“Not too much. He’s married and got a whole house full’a chirren.”

“Where does he live?”

“On Sixty-third Street.” She recited the address, and I wrote it down, thinking that I had found more trouble in one day than most men come across in a decade.

I had called Mouse because he and Christmas Black were friends. I had hoped to find help, not give it. But when you live a life among desperate men and women, any door you open might have Pandora written all over the other side.

3

I hadn’t imbibed any alcohol whatsoever in years. But since Bonnie left I thought about sour mash whiskey every day. I was sitting in the living room in front of a dark TV, thinking about drinking, when the phone rang.

Another symptom of my loneliness was that my heart thrilled with fear every time someone called or knocked on the door. I knew it wasn’t her. I knew it, but still I worried about what I could say.

“Hello?”

“Mr. Rawlins?” a girl asked.

“Yes.”

“Is something wrong? You sound funny.”

“Who is this?”

“Chevette.”

It hadn’t been a full day since I’d almost murdered a man over the woman-child, and already I had to reach for her in my memory.

“Hi. Something wrong? Is pig man botherin’ you?”

“No,” she said. “My daddy told me that I should call and say thank you. I would have anyway, though. He says that we gonna move to Philadelphia to live with my uncle. He says that way we can have a new start back there.”

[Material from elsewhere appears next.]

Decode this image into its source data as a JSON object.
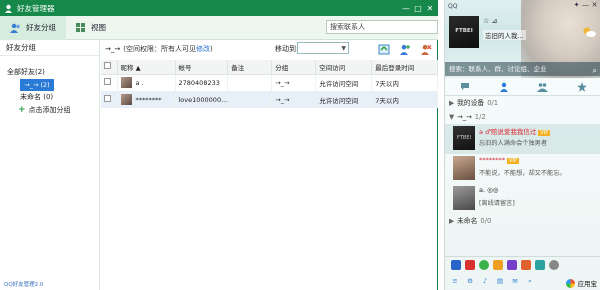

“That sounds like a great idea,” I said with poorly manufactured enthusiasm.

Chevette sighed.

I got lost in that sigh.

Chevette saw me as her savior. First I took her away from her pimp and then I allowed her to see her father in a way he could never show himself.

I got lost trying to imagine how I could see myself as that child saw me: a hero filled with power and certainty. I would have given anything to be the man she had called.

“If you have any problems, just tell me,” that man said to Chevette.

The front door swung open, and Jesus came in with Benita Flagg and Essie.

“Okay, Mr. Rawlins,” Chevette said. “My daddy wanna say hi.”

I waved at my little broken family.

“Mr. Rawlins?”

“Yeah, Martel. She sounds good.”

“I’m movin’ us all out to Pennsylvania,” he said. “Brother says there’s good work at the train yards out there.”

“That sounds great. Chevette could use a new start; maybe you and your wife could too.”

“Yeah, yeah,” Martel said, treading water.

“Is there something else?” I asked.

Essie started crying then.

“You, um, you said that, uh, that the three hundred dollars was for the week you was gonna spend lookin’ for Chevy.”

“Yeah?” I said with the question in my voice, but I knew what was coming next.

“Well, it only took a day, not even that.”

“So?”

“I figure that’s about fifty dollars a day, excludin’ Sunday,” Martel argued. “You could get another job to make up the difference.”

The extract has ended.